= Missa Hispanica =

Austrian composer

Portrait of Michael Haydn by Franz Xaver Hornöck

Austrian composer, Michael Haydn's Missa Hispanica or Missa a due cori, Klafsky I:17, MH 422, was presumably written for Spain, but there is no evidence of its ever having been performed there during Haydn's lifetime.
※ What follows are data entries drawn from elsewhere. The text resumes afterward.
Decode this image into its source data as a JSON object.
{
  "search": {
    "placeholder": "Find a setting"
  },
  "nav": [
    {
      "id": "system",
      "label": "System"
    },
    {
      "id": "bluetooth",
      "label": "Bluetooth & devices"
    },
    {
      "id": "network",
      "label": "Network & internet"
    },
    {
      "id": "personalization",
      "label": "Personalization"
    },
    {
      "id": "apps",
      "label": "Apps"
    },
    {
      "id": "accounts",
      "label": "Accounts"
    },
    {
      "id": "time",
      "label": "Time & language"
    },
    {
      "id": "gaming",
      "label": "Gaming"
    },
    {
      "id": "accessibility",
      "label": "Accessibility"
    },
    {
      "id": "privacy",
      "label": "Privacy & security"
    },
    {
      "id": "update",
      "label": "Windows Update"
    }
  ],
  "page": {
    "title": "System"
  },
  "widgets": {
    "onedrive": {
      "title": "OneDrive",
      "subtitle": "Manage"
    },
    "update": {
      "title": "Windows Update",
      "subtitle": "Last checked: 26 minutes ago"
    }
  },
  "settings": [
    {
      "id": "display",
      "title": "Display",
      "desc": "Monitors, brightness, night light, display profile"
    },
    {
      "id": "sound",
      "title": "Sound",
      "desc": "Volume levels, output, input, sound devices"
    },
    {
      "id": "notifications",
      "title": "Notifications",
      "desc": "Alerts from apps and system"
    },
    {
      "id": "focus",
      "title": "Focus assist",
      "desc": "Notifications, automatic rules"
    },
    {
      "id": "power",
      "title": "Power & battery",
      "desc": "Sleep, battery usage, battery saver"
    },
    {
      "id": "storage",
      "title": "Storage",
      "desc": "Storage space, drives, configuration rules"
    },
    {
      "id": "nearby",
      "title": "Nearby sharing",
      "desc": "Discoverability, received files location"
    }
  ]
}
The mass is scored for 2 oboes, 2 bassoons, 2 horns in low C, F and G, 2 trumpets in C, timpani, strings, basso continuo, SATB soloists, and two mixed choirs.

The mass setting is divided into the usual six movements:

1. "Kyrie" Largo, C major, common time
  - —"Kyrie eleison" Allegro, 3/4
2. "Gloria" Allegro con spirito, C major, common time

  - —"Qui tollis peccata mundi..." Adagio, F major, 3/4
  - —"Quoniam tu solus sanctus..." Vivace, C major, common time

3. "Credo" Vivace, C major, 3/4
  - —"Et incarnatus est..." Adagio molto, G major, 2/4
  - —"Et resurrexit..." Allegro spiritoso, C major, 3/4

4. "Sanctus" Andante con moto, C major, common time

5. "Benedictus" Allegro moderato, C major, 3/4
  - —"Osanna..." Allegro, C major, common time
6. "Agnus Dei" Largo, C major, 3/4
  - —"Dona nobis pacem..." Allegro con fuoco, C major, common time

The Austrian premiere was in Kremsmünster on June 24, 1792, a performance in Salzburg followed in 1796. When Empress Marie Therese visited Salzburg in 1805, she liked the music so much she wanted to have her own copy of the score.